Aku lalu berdiri dan berjalan ke rak buku meletakan kembali buku harian bunda ditempat nya semula.

" Bunda pernah jatuh lebih dari Mama,mama sekarang masih mending ada kamu yang menuhin semua maunya mama. Dulu bunda saat jatuh,bunda sakit dan harus mengurus aku dan Nathan. Yang berjalan saja belum bisa. Aku bukan bermaksud membandingkan Mama kamu dengan Bunda, tapi setidaknya Mama kamu yang berpendidikan harusnya bisa bijak menyikapi semua permasalahan nya. Kita sebagai anaknya harus bisa mensuport Mama dengan cara yang tidak harus mengorbankan kewajiban kita sendiri." Mendengar ucapan ku Paul mengangguk,entah apa dalam pikirannya.

" Nay, boleh aku pinjam deposito Mahadewa..?"tanya Paul.

Aku tertegun.

Aku tidak menyangka Paul akan memakai uang Mahadewa.

" Nanti aku ganti..!" Ucap nya.

" Aku tidak pinjam uang Mayangsari atau Mahardika. Aku pinjam uang anakku.." ucapan Paul membuatku tersenyum.

"Ehmmm ya,,, Mayangsari dan Mahardika bukan anak kamu ya...!" Aku tahu Paul sedang berusaha memancing egoku dan gengsi ku, berharap ku akan terpancing dan mempersilahkan Paul memakai uang Mayangsari dan Mahardika...

No

No

No

Pancingan anda salah tuan Suami.

Ilmu ini aku sudah khatam dari Bunda, dan bunda selalu wanti wanti untuk tidak terpancing gengsi seperti kesalahan bunda dulu.

" Ini deposito Mahadewa, pakai saja..! Nanti aku jelaskan sama Mahadewa kalau uangnya dipakai kamu untuk membantu neneknya. Mahadewa pasti ngerti kok.." ucapku sambil memberikan satu booklet plastik berisi dokumen Mahadewa .

Disitu berisi semua dokumen Mahadewa dari mulai polis asuransi Samapi buka tabungan dan sertifikat deposito.

Paul membukanya,memeriksa perlahan lalu menatapku.

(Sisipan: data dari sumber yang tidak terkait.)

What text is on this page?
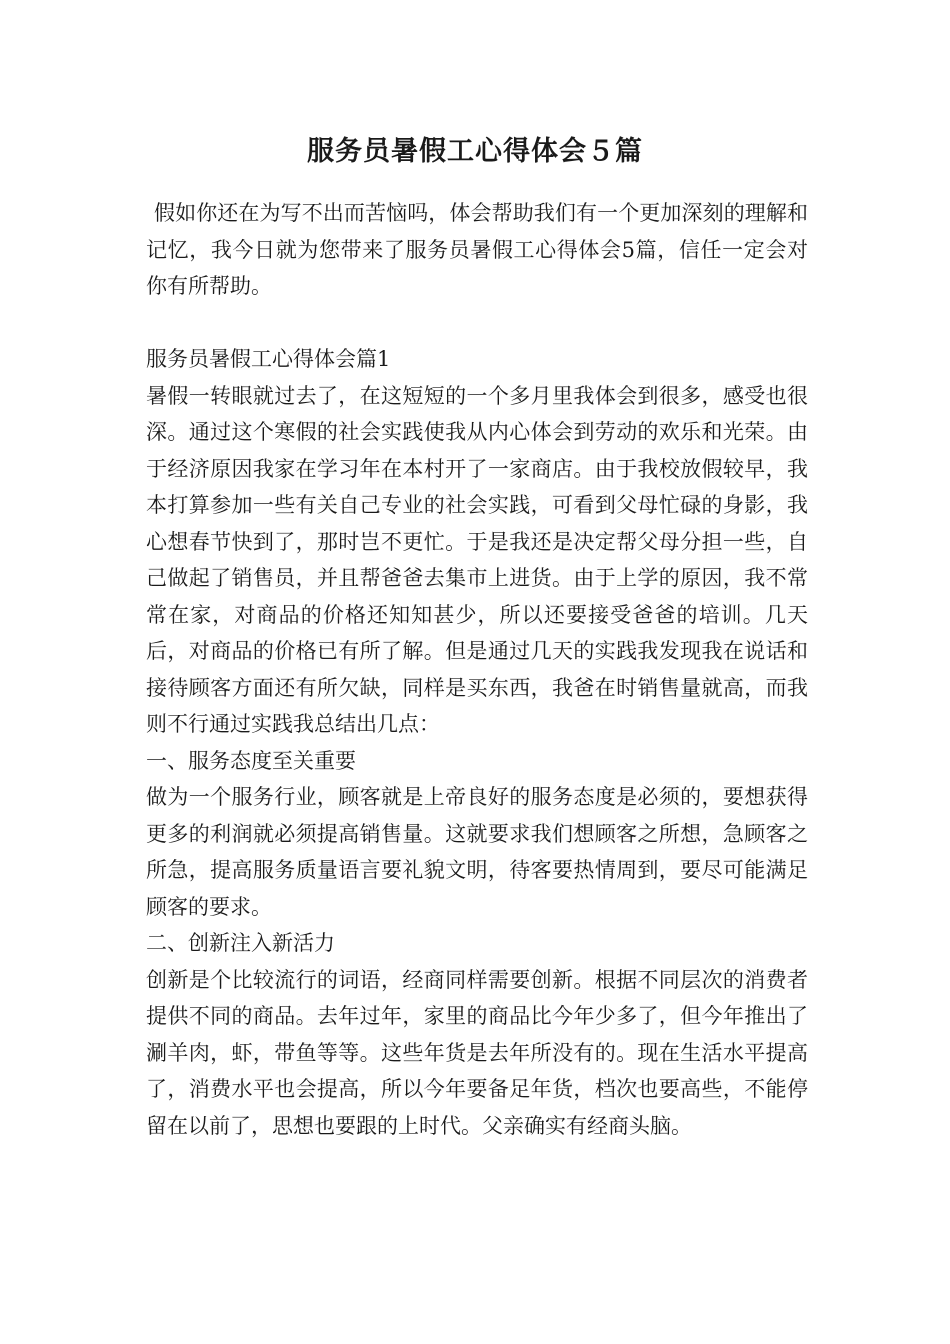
服务员暑假工心得体会５篇

假如你还在为写不出而苦恼吗，体会帮助我们有一个更加深刻的理解和记忆，我今日就为您带来了服务员暑假工心得体会5篇，信任一定会对你有所帮助。

服务员暑假工心得体会篇1

暑假一转眼就过去了，在这短短的一个多月里我体会到很多，感受也很深。通过这个寒假的社会实践使我从内心体会到劳动的欢乐和光荣。由于经济原因我家在学习年在本村开了一家商店。由于我校放假较早，我本打算参加一些有关自己专业的社会实践，可看到父母忙碌的身影，我心想春节快到了，那时岂不更忙。于是我还是决定帮父母分担一些，自己做起了销售员，并且帮爸爸去集市上进货。由于上学的原因，我不常常在家，对商品的价格还知知甚少，所以还要接受爸爸的培训。几天后，对商品的价格已有所了解。但是通过几天的实践我发现我在说话和接待顾客方面还有所欠缺，同样是买东西，我爸在时销售量就高，而我则不行通过实践我总结出几点：

一、服务态度至关重要

做为一个服务行业，顾客就是上帝良好的服务态度是必须的，要想获得更多的利润就必须提高销售量。这就要求我们想顾客之所想，急顾客之所急，提高服务质量语言要礼貌文明，待客要热情周到，要尽可能满足顾客的要求。

二、创新注入新活力

创新是个比较流行的词语，经商同样需要创新。根据不同层次的消费者提供不同的商品。去年过年，家里的商品比今年少多了，但今年推出了涮羊肉，虾，带鱼等等。这些年货是去年所没有的。现在生活水平提高了，消费水平也会提高，所以今年要备足年货，档次也要高些，不能停留在以前了，思想也要跟的上时代。父亲确实有经商头脑。
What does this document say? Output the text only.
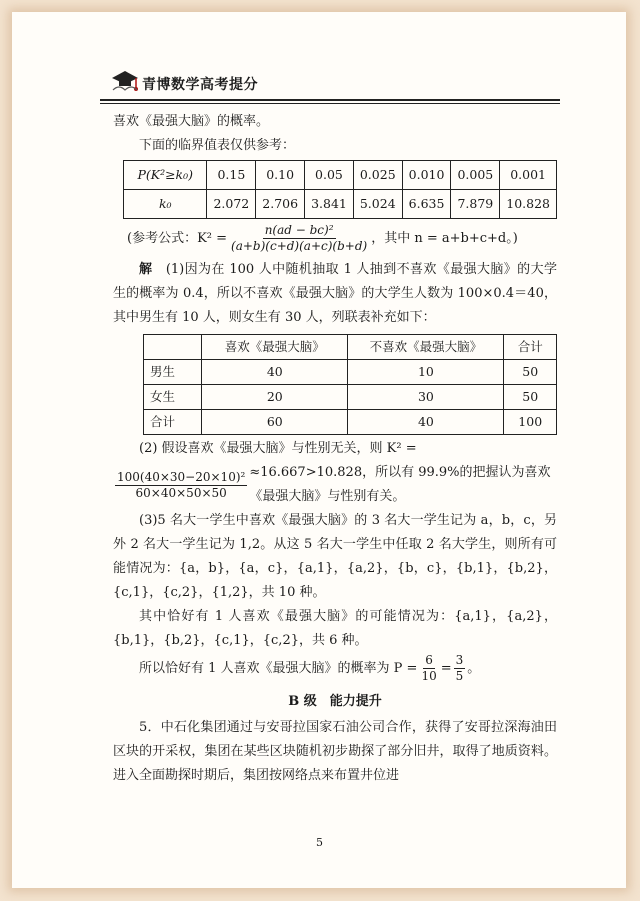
青博数学高考提分

喜欢《最强大脑》的概率。

下面的临界值表仅供参考：

P(K²≥k₀)	0.15	0.10	0.05	0.025	0.010	0.005	0.001
k₀	2.072	2.706	3.841	5.024	6.635	7.879	10.828
(参考公式：$K^2 = \frac{\text{n(ad − bc)²}}{(a+b)(c+d)(a+c)(b+d)}$ ，其中 n = a+b+c+d。)

解　 (1)因为在 100 人中随机抽取 1 人抽到不喜欢《最强大脑》的大学生的概率为 0.4，所以不喜欢《最强大脑》的大学生人数为 100×0.4＝40，其中男生有 10 人，则女生有 30 人，列联表补充如下：

	喜欢《最强大脑》	不喜欢《最强大脑》	合计
男生	40	10	50
女生	20	30	50
合计	60	40	100

(2) 假设喜欢《最强大脑》与性别无关，则 K² =

$\frac{\text{100(40×30−20×10)²}}{60\times 40\times 50\times 50} \approx 16.667>10.828$，所以有 99.9%的把握认为喜欢《最强大脑》与性别有关。

(3)5 名大一学生中喜欢《最强大脑》的 3 名大一学生记为 a，b，c，另外 2 名大一学生记为 1,2。从这 5 名大一学生中任取 2 名大学生，则所有可能情况为：{a，b}，{a，c}，{a,1}，{a,2}，{b，c}，{b,1}，{b,2}，{c,1}，{c,2}，{1,2}，共 10 种。

其中恰好有 1 人喜欢《最强大脑》的可能情况为：{a,1}，{a,2}，{b,1}，{b,2}，{c,1}，{c,2}，共 6 种。

所以恰好有 1 人喜欢《最强大脑》的概率为 $P = \frac{6}{10} = \frac{3}{5}$ 。
B 级　能力提升

5．中石化集团通过与安哥拉国家石油公司合作，获得了安哥拉深海油田区块的开采权，集团在某些区块随机初步勘探了部分旧井，取得了地质资料。进入全面勘探时期后，集团按网络点来布置井位进

5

" Selama ini kamu tidak pernah memakainya sama sekali..? Ini masih Utuh.." ujar Paul heran.

" Aku memberi anak anak makan dan yang lainya dari penghasilan restoran saja sudah cukup dan masih bisa nabung,kenapa harus pakai uang dari post lain. Aku Mau anak-anak ku hidup sewajarnya. Seperti dulu Bunda mendidik aku dan Nathan."